Suono ma nessuno apre

A cura di Matteo Fabbri

Kate Bush aveva bisogno di 'Stranger Things' per essere rilanciata?

La splendida hit targata 1985 “Running Up That Hill” di Kate Bush è tornata in classifica dopo ben trentasette anni, a seguito del suo utilizzo nella nuova stagione della nota serie Netflix “Stranger Things”

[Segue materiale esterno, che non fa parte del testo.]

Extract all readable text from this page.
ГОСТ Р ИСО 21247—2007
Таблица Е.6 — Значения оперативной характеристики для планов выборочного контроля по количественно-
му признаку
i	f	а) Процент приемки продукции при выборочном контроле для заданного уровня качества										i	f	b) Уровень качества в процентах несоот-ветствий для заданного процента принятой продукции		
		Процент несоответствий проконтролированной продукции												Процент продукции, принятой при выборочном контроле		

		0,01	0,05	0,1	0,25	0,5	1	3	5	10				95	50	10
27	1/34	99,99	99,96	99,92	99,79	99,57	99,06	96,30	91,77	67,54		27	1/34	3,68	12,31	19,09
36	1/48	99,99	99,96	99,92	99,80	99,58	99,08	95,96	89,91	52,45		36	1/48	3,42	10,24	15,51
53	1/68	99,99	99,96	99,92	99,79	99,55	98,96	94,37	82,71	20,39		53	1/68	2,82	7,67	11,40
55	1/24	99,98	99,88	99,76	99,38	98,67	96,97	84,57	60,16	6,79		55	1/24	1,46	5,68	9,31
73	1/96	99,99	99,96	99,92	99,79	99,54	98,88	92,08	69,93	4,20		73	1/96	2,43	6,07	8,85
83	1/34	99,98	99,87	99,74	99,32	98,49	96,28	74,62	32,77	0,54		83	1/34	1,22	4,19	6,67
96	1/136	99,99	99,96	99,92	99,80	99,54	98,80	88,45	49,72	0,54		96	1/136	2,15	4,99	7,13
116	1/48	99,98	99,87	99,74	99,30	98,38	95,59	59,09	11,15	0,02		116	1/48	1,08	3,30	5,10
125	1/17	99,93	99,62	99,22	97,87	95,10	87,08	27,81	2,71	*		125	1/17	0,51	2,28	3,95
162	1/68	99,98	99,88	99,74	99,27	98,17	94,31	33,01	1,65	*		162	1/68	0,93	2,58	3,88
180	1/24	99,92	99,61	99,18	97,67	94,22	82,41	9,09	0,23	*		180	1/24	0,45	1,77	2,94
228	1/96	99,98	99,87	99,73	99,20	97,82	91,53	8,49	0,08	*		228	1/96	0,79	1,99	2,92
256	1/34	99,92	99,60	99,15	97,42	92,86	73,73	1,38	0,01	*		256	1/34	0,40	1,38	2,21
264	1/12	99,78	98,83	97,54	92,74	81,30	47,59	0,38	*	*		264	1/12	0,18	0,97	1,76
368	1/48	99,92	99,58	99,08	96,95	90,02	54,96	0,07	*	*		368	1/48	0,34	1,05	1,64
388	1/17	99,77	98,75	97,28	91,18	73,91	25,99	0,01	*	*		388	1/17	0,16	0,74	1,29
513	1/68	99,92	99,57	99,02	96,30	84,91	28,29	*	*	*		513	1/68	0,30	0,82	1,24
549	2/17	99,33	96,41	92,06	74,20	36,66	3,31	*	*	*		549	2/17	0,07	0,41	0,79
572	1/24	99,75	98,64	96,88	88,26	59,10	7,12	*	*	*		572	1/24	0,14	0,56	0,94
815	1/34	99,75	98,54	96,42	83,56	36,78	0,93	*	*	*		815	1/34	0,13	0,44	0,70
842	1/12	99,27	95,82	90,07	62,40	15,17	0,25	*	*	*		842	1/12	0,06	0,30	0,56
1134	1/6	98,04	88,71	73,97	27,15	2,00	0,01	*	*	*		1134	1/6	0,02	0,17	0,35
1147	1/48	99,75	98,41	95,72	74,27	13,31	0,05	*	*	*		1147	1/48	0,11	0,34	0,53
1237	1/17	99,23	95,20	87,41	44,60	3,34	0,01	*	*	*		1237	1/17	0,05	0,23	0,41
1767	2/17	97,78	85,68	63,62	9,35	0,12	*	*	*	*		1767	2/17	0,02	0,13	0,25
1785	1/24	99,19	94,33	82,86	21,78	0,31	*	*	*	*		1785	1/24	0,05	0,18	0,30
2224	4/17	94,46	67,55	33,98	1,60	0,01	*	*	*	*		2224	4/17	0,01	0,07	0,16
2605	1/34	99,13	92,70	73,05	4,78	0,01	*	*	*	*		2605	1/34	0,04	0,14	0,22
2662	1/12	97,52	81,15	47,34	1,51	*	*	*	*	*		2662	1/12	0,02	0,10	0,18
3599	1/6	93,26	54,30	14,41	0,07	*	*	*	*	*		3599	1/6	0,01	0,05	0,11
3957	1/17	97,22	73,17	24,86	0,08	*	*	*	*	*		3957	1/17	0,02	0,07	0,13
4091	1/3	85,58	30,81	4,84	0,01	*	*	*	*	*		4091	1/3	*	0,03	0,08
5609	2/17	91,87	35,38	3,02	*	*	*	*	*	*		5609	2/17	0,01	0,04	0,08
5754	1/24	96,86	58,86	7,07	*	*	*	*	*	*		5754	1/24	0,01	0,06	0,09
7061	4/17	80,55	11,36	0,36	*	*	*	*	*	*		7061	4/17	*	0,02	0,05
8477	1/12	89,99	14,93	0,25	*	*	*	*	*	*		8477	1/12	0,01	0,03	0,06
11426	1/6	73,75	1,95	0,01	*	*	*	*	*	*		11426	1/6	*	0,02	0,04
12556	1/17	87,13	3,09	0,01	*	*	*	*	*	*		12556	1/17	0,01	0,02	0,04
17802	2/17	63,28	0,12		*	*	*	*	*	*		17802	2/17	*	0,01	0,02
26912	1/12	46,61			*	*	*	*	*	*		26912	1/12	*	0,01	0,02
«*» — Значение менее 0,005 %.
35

Quando pochi giorni fa è uscita la notizia che la splendida hit targata 1985 “Running Up That Hill” di Kate Bush era tornata in classifica dopo ben trentasette anni, a seguito del suo utilizzo nella nuova stagione della nota serie Netflix “Stranger Things”, ho provato un moto di gioia dentro di me. Soprattutto perché ho immaginato che un risultato simile sia stato possibile grazie ai giovanissimi (la cosiddetta “generazione Z”). Ormai infatti sono loro (ma non solo) a muovere più o meno direttamente (qualcuno ha detto “TikTok”?) i numeri dello streaming musicale. E in fin dei conti mi fa sempre piacere quando leggo che i ragazzini scoprono grandi pezzi del passato, che non siano dei soliti noti Beatles/Stones/Queen e compagnia.

Poco dopo, però, ho provato anche un senso di delusione nel pensare che per far conoscere un grande classico debba rendersi necessaria una serie tv. Perché in fin dei conti di “classico” si tratta se parliamo di un pezzo come “Running Up That Hill”. Non fraintendete: non voglio fare lo snob. Al contrario, sono proprio contento di sapere che un brano del genere venga (ri)scoperto da tanti, in primis dai giovani. Ma in questi casi mi chiedo: dove stiamo sbagliando? Perché una canzone (e soprattutto un’artista) come questa non se la filava più nessuno fino all’altro ieri? Badate bene: non si sta parlando di una band di scappati di casa o degli ultimi scemi che fanno musica alternativa, suonando nel garage e venendo ascoltati a malapena dai parenti. Stiamo parlando di Kate Bush, una cantautrice talentuosa che ha elevato il pop, con un timbro vocale tra i più riconoscibili di sempre. Un’artista a 360 gradi, compositrice, ballerina e coreografa. Una che, tanto per fare due nomi, è stata scoperta da David Gilmour (Pink Floyd) e ha collaborato a lungo con Peter Gabriel (Genesis).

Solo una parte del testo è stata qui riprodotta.